Is it finally Ventimiglia’s time to ascend the Emmy podium? Let’s take a look at the pros and cons:
While “Sometimes” isn’t as showy a submission as Ventimiglia’s previous two, it features a clearly defined arc for Jack and has him thoroughly front and center. In fact, the subtlety and internality of Ventimiglia’s performance help bring to light the difficulty of sharing and delineating trauma. But by the end of it, viewers do get the catharsis of seeing Jack finally, albeit silently, pour his heart out to Rebecca — in a scene that features some of Ventimiglia’s best work on the show to date. In general, the care and sincerity with which he portrays Jack’s PTSD could particularly resonate with voters, as it unfortunately is such a common disorder in this era of prolonged wars.
With Brown (Best Drama Actor, 2017), Gerald McRaney (Best Drama Guest Actor, 2017) and Ron Cephas Jones (Best Drama Guest Actor, 2018) having already claimed statuettes for their work on this show, it’s safe to assume that it has substantial support within the acting branch of the TV academy, especially with the show’s seven acting nominations this year alone.
After working in the industry for nearly 25 years, Ventimiglia, who’s also known for his past roles on “Gilmore Girls” and “Heroes,” is still patiently waiting to receive his due. And since his co-star and rival Brown already has two Emmys, voters may not feel as much urgency to vote for him again, so Ventimiglia might finally be able to cash in his Emmy IOU after going home empty-handed for the show on his first two tries. Plus, he could be helped by the fact that “This Is Us” was once again able to make it into the Best Drama Series lineup, showing strong support from the TV academy as a whole.
Sure, Brown has already been crowned twice by Emmy voters, but when they have their favorites, they tend to stick with them for a long while. This doesn’t mean he will win over Ventimiglia this year, necessarily, but there’s a good chance he’ll siphon votes from him, like he might have done last year when Ventimiglia arguably had the stronger season of the two, but they both ended up losing to Matthew Rhys (“The Americans”). And Brown did his TV dad no favors by submitting his own excellent episode, the third season’s penultimate hour “R&B,” which focuses nearly entirely on Brown’s character Randall and his relationship with his wife Beth (Susan Kelechi Watson).

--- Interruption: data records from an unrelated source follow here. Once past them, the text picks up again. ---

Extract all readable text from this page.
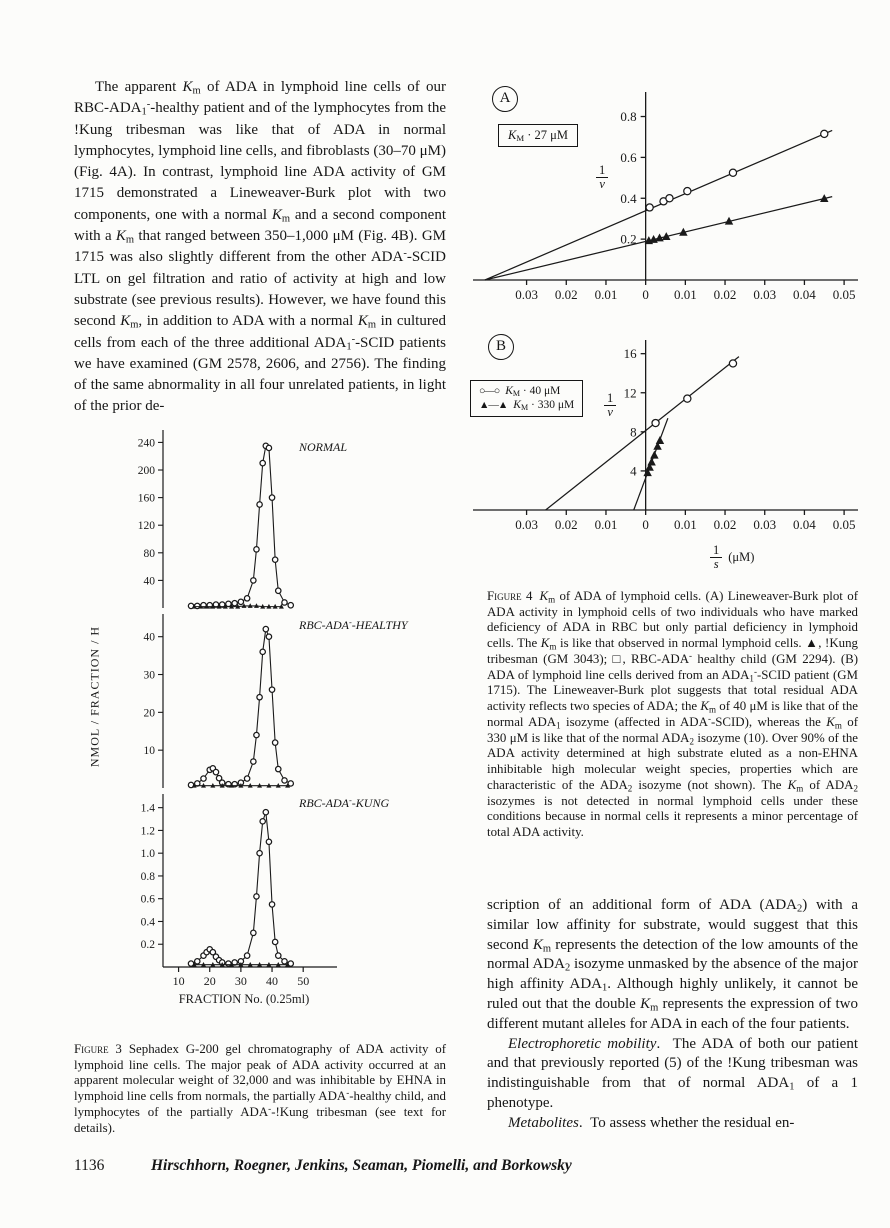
The apparent $K_m$ of ADA in lymphoid line cells of our RBC-$ADA_1^-$-healthy patient and of the lymphocytes from the !Kung tribesman was like that of ADA in normal lymphocytes, lymphoid line cells, and fibroblasts (30–70 μM) (Fig. 4A). In contrast, lymphoid line ADA activity of GM 1715 demonstrated a Lineweaver-Burk plot with two components, one with a normal $K_m$ and a second component with a $K_m$ that ranged between 350–1,000 μM (Fig. 4B). GM 1715 was also slightly different from the other ADA--SCID LTL on gel filtration and ratio of activity at high and low substrate (see previous results). However, we have found this second $K_m$, in addition to ADA with a normal $K_m$ in cultured cells from each of the three additional $ADA_1^-$-SCID patients we have examined (GM 2578, 2606, and 2756). The finding of the same abnormality in all four unrelated patients, in light of the prior de-

0.03 0.02 0.01 0 0.01 0.02 0.03 0.04 0.05
0.2
0.4
0.6
0.8
A
$K_M \cdot 27$ μM
$\frac{1}{v}$
0.03 0.02 0.01 0 0.01 0.02 0.03 0.04 0.05
4
8
12
16
B
○—○ $K_M \cdot 40$ μM
▲—▲ $K_M \cdot 330$ μM $\frac{1}{v}$
$\frac{1}{s} (\mu M)$
Figure 4 $K_m$ of ADA of lymphoid cells. (A) Lineweaver-Burk plot of ADA activity in lymphoid cells of two individuals who have marked deficiency of ADA in RBC but only partial deficiency in lymphoid cells. The $K_m$ is like that observed in normal lymphoid cells. ▲, !Kung tribesman (GM 3043); □, RBC-ADA- healthy child (GM 2294). (B) ADA of lymphoid line cells derived from an $ADA_1^-$-SCID patient (GM 1715). The Lineweaver-Burk plot suggests that total residual ADA activity reflects two species of ADA; the $K_m$ of 40 μM is like that of the normal $ADA_1$ isozyme (affected in ADA--SCID), whereas the $K_m$ of 330 μM is like that of the normal $ADA_2$ isozyme (10). Over 90% of the ADA activity determined at high substrate eluted as a non-EHNA inhibitable high molecular weight species, properties which are characteristic of the $ADA_2$ isozyme (not shown). The $K_m$ of $ADA_2$ isozymes is not detected in normal lymphoid cells under these conditions because in normal cells it represents a minor percentage of total ADA activity.
40
80
120
160
200
240
10
20
30
40
0.2
0.4
0.6
0.8
1.0
1.2
1.4
10 20 30 40 50
FRACTION No. (0.25ml)
NMOL / FRACTION / H
NORMAL
RBC-ADA--HEALTHY
RBC-ADA--KUNG
Figure 3 Sephadex G-200 gel chromatography of ADA activity of lymphoid line cells. The major peak of ADA activity occurred at an apparent molecular weight of 32,000 and was inhibitable by EHNA in lymphoid line cells from normals, the partially ADA--healthy child, and lymphocytes of the partially ADA--!Kung tribesman (see text for details).

scription of an additional form of ADA $(ADA_2)$ with a similar low affinity for substrate, would suggest that this second $K_m$ represents the detection of the low amounts of the normal $ADA_2$ isozyme unmasked by the absence of the major high affinity $ADA_1$. Although highly unlikely, it cannot be ruled out that the double $K_m$ represents the expression of two different mutant alleles for ADA in each of the four patients.

Electrophoretic mobility.  The ADA of both our patient and that previously reported (5) of the !Kung tribesman was indistinguishable from that of normal $ADA_1$ of a 1 phenotype.

Metabolites.  To assess whether the residual en-

1136	Hirschhorn, Roegner, Jenkins, Seaman, Piomelli, and Borkowsky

In addition to Brown, Ventimiglia faces tough competition from his other rivals. Jason Bateman (“Ozark”) and Bob Odenkirk (“Better Call Saul”) are well-respected industry vets waiting to finally get recognized for their respective shows. First-time contender Billy Porter (“Pose”) is a previous Tony and Grammy Award winner, who made history this year as the first openly gay black Best Drama Actor nominee and is coming off a buzzy year. And Kit Harington (“Game of Thrones”) is hoping to ride the coattails of his show, which just amassed a record 32 noms, to his first win.
Since 2011, every winner in this category has come from a first-year show or a final-year show, and Porter and Harington are the only two who fit that bill in this race.